Similarly, consult “THERP Manual” \( {\text{F}}_{\text{t1}}^{{\prime }} \), \( {\text{F}}_{\text{t2}}^{{\prime }} \), \( {\text{F}}_{\text{t3}}^{{\prime }} \) The error probability correction value is \( 5 \times 10^{ - 3} \), \( {\text{F}}_{\text{T2}}^{{\prime }} \), \( {\text{F}}_{\text{T3}}^{{\prime }} \), \( {\text{F}}_{\text{T4}}^{{\prime }} \) The error probability correction value is \( 5 \times 10^{ - 3} \).

\( {\text{F}}_{\text{t0}} \) for operators failing to detect SGTR alerts, the probability is very small in simulations and can be ignored.

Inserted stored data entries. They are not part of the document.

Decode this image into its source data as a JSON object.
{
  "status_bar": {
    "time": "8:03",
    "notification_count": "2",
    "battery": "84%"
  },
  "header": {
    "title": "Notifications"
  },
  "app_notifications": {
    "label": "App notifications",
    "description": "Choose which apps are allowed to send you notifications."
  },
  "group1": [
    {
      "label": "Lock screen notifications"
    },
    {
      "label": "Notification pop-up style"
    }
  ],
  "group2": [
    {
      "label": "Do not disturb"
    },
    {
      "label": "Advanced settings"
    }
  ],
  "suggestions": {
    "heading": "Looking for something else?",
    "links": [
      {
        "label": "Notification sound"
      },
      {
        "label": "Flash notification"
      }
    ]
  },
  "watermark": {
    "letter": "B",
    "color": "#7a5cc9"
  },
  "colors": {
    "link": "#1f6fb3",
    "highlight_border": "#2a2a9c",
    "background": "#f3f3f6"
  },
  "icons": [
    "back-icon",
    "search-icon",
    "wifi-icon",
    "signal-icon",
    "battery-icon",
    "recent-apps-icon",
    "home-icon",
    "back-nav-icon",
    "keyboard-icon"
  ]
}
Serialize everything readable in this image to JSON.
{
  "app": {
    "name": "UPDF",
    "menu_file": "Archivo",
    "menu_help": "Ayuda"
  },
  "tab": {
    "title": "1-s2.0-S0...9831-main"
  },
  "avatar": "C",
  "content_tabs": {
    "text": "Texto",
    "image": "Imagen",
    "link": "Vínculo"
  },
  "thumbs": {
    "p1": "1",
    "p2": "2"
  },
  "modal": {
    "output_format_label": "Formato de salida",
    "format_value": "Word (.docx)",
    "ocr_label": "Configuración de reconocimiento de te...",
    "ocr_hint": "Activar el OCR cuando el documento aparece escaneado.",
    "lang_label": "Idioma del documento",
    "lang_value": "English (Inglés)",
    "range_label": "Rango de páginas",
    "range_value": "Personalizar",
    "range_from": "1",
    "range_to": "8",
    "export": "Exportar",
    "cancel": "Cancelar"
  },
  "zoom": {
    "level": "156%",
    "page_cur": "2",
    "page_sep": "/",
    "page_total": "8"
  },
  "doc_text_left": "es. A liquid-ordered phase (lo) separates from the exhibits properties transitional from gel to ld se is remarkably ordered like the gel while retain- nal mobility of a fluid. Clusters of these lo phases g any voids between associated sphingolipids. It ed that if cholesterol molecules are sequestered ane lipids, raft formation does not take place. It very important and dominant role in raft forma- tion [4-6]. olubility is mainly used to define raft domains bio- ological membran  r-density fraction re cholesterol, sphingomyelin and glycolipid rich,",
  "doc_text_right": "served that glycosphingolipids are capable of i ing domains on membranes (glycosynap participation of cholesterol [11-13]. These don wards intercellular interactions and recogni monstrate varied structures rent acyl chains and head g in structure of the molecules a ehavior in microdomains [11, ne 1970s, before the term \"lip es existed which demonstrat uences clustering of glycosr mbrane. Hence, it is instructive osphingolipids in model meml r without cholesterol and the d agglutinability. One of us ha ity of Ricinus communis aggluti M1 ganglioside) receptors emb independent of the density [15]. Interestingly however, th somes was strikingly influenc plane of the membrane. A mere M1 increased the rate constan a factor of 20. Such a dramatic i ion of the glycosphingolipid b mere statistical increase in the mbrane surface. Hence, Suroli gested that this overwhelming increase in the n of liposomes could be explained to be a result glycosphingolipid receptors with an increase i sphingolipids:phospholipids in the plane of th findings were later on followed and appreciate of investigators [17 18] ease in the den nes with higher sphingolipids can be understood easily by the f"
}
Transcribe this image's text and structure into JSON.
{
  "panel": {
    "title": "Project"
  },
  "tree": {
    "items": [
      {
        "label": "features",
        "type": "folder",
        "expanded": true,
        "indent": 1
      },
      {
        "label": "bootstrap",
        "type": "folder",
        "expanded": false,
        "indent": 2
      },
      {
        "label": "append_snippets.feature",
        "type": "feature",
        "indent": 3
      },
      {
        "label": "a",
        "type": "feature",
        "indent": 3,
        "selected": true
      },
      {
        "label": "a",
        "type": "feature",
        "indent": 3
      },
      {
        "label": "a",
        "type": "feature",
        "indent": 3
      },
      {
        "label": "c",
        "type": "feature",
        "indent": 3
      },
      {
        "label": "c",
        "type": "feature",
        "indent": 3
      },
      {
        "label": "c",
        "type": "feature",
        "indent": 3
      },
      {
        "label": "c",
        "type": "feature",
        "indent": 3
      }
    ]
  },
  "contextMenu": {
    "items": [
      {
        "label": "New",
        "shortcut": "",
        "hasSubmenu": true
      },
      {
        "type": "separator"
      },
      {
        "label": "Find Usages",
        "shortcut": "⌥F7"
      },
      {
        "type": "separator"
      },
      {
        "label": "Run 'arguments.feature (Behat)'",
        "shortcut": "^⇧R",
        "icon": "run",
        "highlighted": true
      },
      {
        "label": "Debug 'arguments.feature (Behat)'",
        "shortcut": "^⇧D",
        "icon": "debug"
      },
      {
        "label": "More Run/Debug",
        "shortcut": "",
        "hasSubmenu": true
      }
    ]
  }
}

The incident tree has nine wrong paths \( {\text{F}}_{1} \), \( {\text{F}}_{2} \), \( {\text{F}}_{3} \), \( {\text{F}}_{4} \), The probability of their mistakes are:

$$ {\text{P}}\left( {{\text{F}}_{1} } \right) = {\text{F}}_{\text{t1}}^{{\prime }} \times {\text{F}}_{\text{T1}}^{{\prime }} = 5 \times 10^{{{ - }3}} \times 5 \times 10^{{{ - }3}} = 2.5 \times 10^{ - 5} . $$
(1)
$$ {\text{P}}\left( {{\text{F}}_{2} } \right) = {\text{F}}_{\text{t1}}^{{\prime }} \times {\text{F}}_{\text{T1}}^{{\prime }} = 5 \times 10^{ - 3} \times 5 \times 10^{ - 3} = 2.5 \times 10^{ - 5} . $$
(2)
$$ {\text{P}}\left( {{\text{F}}_{3} } \right) = {\text{F}}_{\text{t3}}^{{\prime }} \times {\text{F}}_{\text{T3}}^{{\prime }} = 5 \times 10^{ - 3} \times 5 \times 10^{ - 3} = 2.5 \times 10^{ - 5} . $$
(3)
$$ {\text{P}}\left( {{\text{F}}_{4} } \right) = {\text{F}}_{\text{t4}}^{{\prime }} \times {\text{F}}_{\text{T4}}^{{\prime }} = 5 \times 10^{{{ - }3}} \times 5 \times 10^{ - 3} = 2.5 \times 10^{ - 5} . $$
(4)

The total probability of a mishap on an SGTR accident is:

$$ {\text{P}} = {\text{P}}\left( {{\text{F}}_{1} } \right) + {\text{P}}\left( {{\text{F}}_{2} } \right) + {\text{P}}\left( {{\text{F}}_{3} } \right) + {\text{P}}\left( {{\text{F}}_{4} } \right) = 1 \times 10^{ - 4} . $$
(5)

4 Conclusion

Compared with the traditional control system, the change of digital control system of nuclear power plant will lead to the change of cognitive activity of the operator, resulting in the new human error, which will affect the human reliability. And new human error will affect the system Bring the risk. This paper studies the reliability of the secondary side cooling and depressurization operation of the operator on the DCS in the background of the rupture of the heat transfer tube of the steam generator of the nuclear power plant and reveals the cognitive process of the operator in the SGTR accident response and the interface management tasks And the primary tasks of human error prevention and control to provide technical measures to reduce the risk and improve the safety level of nuclear power plants.